No, it’s not already HERE – it’s “all over the place,” and that’s only part of the problem. It’s true that you don’t need a lot of money to make something look good, but “talent” is equally as important (if not moreso) than the content itself. If TechTV ever put up videos about ASP.NET 2.0, it wouldn’t have pissed off their audience – it would have put them to sleep. Sometimes, all people need (and want) is a high-level overview. It’s the same reason why you probably only look at the first ten results from a search engine (and seldom scroll past the fold). Do you think the entertainment business would be in business if it wasn’t entertaining? I hate to say it, but knowing how to operate a camera doesn’t make you a photographer – just as knowing the difference between nouns and verbs doesn’t make you a writer. This isn’t about pissing off an audience, Scoble – it’s about supporting, embracing, and extending a community that was abandoned! 6,000 diggs is tough to ignore, dude.

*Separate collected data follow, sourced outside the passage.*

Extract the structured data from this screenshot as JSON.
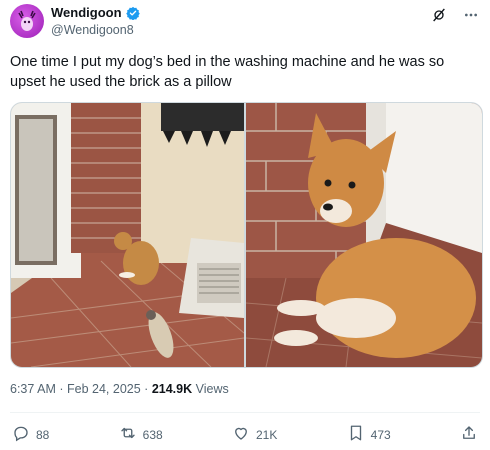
{
  "user": {
    "display_name": "Wendigoon",
    "handle": "@Wendigoon8"
  },
  "tweet": {
    "text": "One time I put my dog’s bed in the washing machine and he was so upset he used the brick as a pillow",
    "time": "6:37 AM",
    "separator": "·",
    "date": "Feb 24, 2025",
    "views_count": "214.9K",
    "views_label": "Views"
  },
  "actions": {
    "replies": "88",
    "reposts": "638",
    "likes": "21K",
    "bookmarks": "473"
  },
  "colors": {
    "verified": "#1d9bf0",
    "muted_text": "#536471",
    "avatar": "#c04ad6"
  },
  "icons": [
    "grok-icon",
    "more-icon",
    "verified-badge-icon",
    "reply-icon",
    "repost-icon",
    "like-icon",
    "bookmark-icon",
    "share-icon"
  ]
}
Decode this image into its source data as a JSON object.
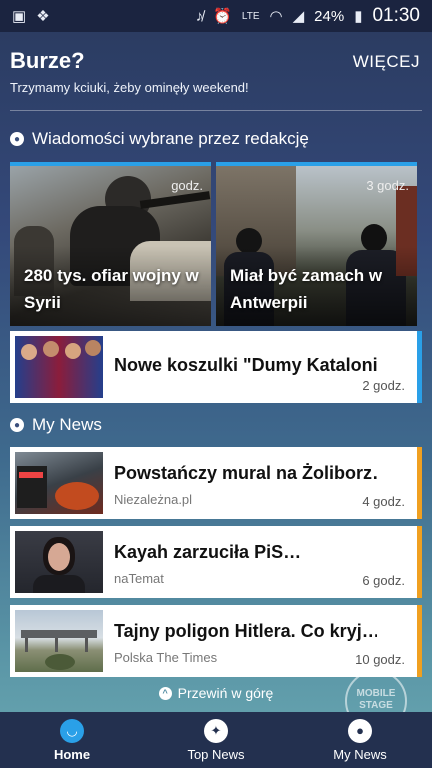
{
  "statusbar": {
    "left_icons": [
      "image-icon",
      "dropbox-icon"
    ],
    "right_icons": [
      "mute-icon",
      "alarm-icon",
      "lte-icon",
      "wifi-icon",
      "signal-icon"
    ],
    "battery": "24%",
    "time": "01:30"
  },
  "header": {
    "title": "Burze?",
    "subtitle": "Trzymamy kciuki, żeby ominęły weekend!",
    "more": "WIĘCEJ"
  },
  "editors": {
    "title": "Wiadomości wybrane przez redakcję",
    "hero": [
      {
        "title": "280 tys. ofiar wojny w Syrii",
        "time": "godz."
      },
      {
        "title": "Miał być zamach w Antwerpii",
        "time": "3 godz."
      }
    ],
    "card": {
      "title": "Nowe koszulki \"Dumy Katalonii\"",
      "time": "2 godz."
    }
  },
  "mynews": {
    "title": "My News",
    "items": [
      {
        "title": "Powstańczy mural na Żoliborz…",
        "source": "Niezależna.pl",
        "time": "4 godz."
      },
      {
        "title": "Kayah zarzuciła PiS…",
        "source": "naTemat",
        "time": "6 godz."
      },
      {
        "title": "Tajny poligon Hitlera. Co kryj…",
        "source": "Polska The Times",
        "time": "10 godz."
      }
    ]
  },
  "scrolltop": "Przewiń w górę",
  "watermark": "MOBILE STAGE",
  "nav": [
    {
      "label": "Home",
      "active": true
    },
    {
      "label": "Top News",
      "active": false
    },
    {
      "label": "My News",
      "active": false
    }
  ],
  "colors": {
    "accent_blue": "#2aa0e8",
    "accent_orange": "#f0a020",
    "nav_bg": "#23304f"
  }
}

The TechTV Alumni discussion list is totally jazzed – because we miss connecting with our ol’ community as much as they miss connecting with us (yes, even the people who hate me). As more details emerge, we’ll be sure to share them. The “TechTV” name is dead, but its spirit is still very much alive – and marching forward.

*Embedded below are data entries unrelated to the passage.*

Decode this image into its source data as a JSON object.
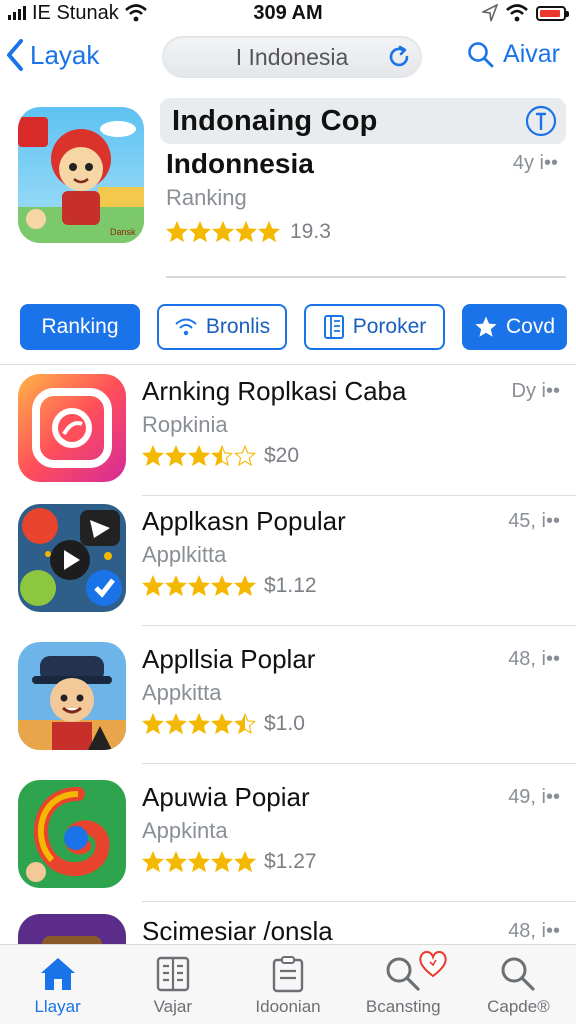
{
  "status_bar": {
    "carrier": "IE Stunak",
    "time": "309 AM"
  },
  "nav": {
    "back_label": "Layak",
    "search_text": "I Indonesia",
    "right_label": "Aivar"
  },
  "header": {
    "banner_title": "Indonaing Cop",
    "app_name": "Indonnesia",
    "meta": "4y i••",
    "subtitle": "Ranking",
    "rating_value": "19.3",
    "stars": 5,
    "icon_label": "Dansk"
  },
  "chips": [
    {
      "label": "Ranking",
      "icon": "none",
      "style": "filled"
    },
    {
      "label": "Bronlis",
      "icon": "wifi-icon",
      "style": "outline"
    },
    {
      "label": "Poroker",
      "icon": "book-icon",
      "style": "outline"
    },
    {
      "label": "Covd",
      "icon": "star-icon",
      "style": "filled"
    }
  ],
  "list": [
    {
      "name": "Arnking Roplkasi Caba",
      "sub": "Ropkinia",
      "price": "$20",
      "meta": "Dy i••",
      "stars": 3.5,
      "icon": "camera-icon"
    },
    {
      "name": "Applkasn Popular",
      "sub": "Applkitta",
      "price": "$1.12",
      "meta": "45, i••",
      "stars": 5,
      "icon": "media-apps-icon"
    },
    {
      "name": "Appllsia Poplar",
      "sub": "Appkitta",
      "price": "$1.0",
      "meta": "48, i••",
      "stars": 4.5,
      "icon": "character-icon"
    },
    {
      "name": "Apuwia Popiar",
      "sub": "Appkinta",
      "price": "$1.27",
      "meta": "49, i••",
      "stars": 5,
      "icon": "swirl-icon"
    },
    {
      "name": "Scimesiar /onsla",
      "sub": "",
      "price": "",
      "meta": "48, i••",
      "stars": 0,
      "icon": "purple-app-icon"
    }
  ],
  "tabs": [
    {
      "label": "Llayar",
      "icon": "home-icon",
      "active": true
    },
    {
      "label": "Vajar",
      "icon": "grid-list-icon",
      "active": false
    },
    {
      "label": "Idoonian",
      "icon": "clipboard-icon",
      "active": false
    },
    {
      "label": "Bcansting",
      "icon": "search-icon",
      "active": false
    },
    {
      "label": "Capde®",
      "icon": "search-icon",
      "active": false
    }
  ],
  "colors": {
    "accent": "#1a73e8",
    "star": "#f5b800",
    "battery": "#e8392c"
  }
}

TechTV: Rebuilt by Community?

Looks like Leo may have let loose the flood gates: TechTV Reunion? It’s possible. I think it’s very possible. In fact, I’ll go as far as to say that I want to help make it happen. I think we could make a good go of the idea on the ‘Net before taking it to a television studio – unless, of course, there’s a studio out there that understands just how much TechTV helped both technophiles and technophobes. That’s one idea.

I’m thinking we could do something a bit more permanent (at least, online). I believe the community can bring the idea of “TechTV” back to life. What we’ll need, of course, is YOUR HELP.

For starters, I’m looking for a centralized site where TechTV Alumni could log in, post a video via Flash controls, then have their recordings indexed (tagged? syndicated?) and streamed on-demand. There’s probably an open source app I’m not seeing at the moment, but if any of the TechTV faithful can help… we’re all ears. It could be a TechTV Variety video site – but can the community build it for us to use? We could likely do this through a video portal, but… I think a TechTV community-controlled (or directed) solution is the big win.

Until then, I’m going to knock on a few more doors to see if I can generate genuine interest – for sponsors and/or studios.

G4 is a Big, Fat Loser

Per the article posted today in TG Daily, Xfire gaming network to be acquired by Viacom, rolled into MTV Networks, comes a biting statement about the G4 network:

Viacom’s competitor in the cable arena, Comcast, is the owner of the newly semi-redubbed G4TV network, which was originally devoted 100% to video games, but has recently branched out to, shall we say, unique forms of “interactive television,” including repackaged reruns of the original Star Trek series with added graphics that interact with…themselves. Ratings numbers give G4TV the unlucky distinction of being the least viewed basic cable network in America – less than evangelistic channels, less than third-rate shopping channels.

Holy sh*t… dead last? I don’t know whether to laugh or to cry, quite honestly. I loved being at TechTV, and I believe there’s still a place for technology on the television screen. This news is really too bad, as it’s likely to discourage any other network to pick up the ball and run with it. Talented geeks are hard to come by – and even when they can be found, you have to be willing to pay for their services.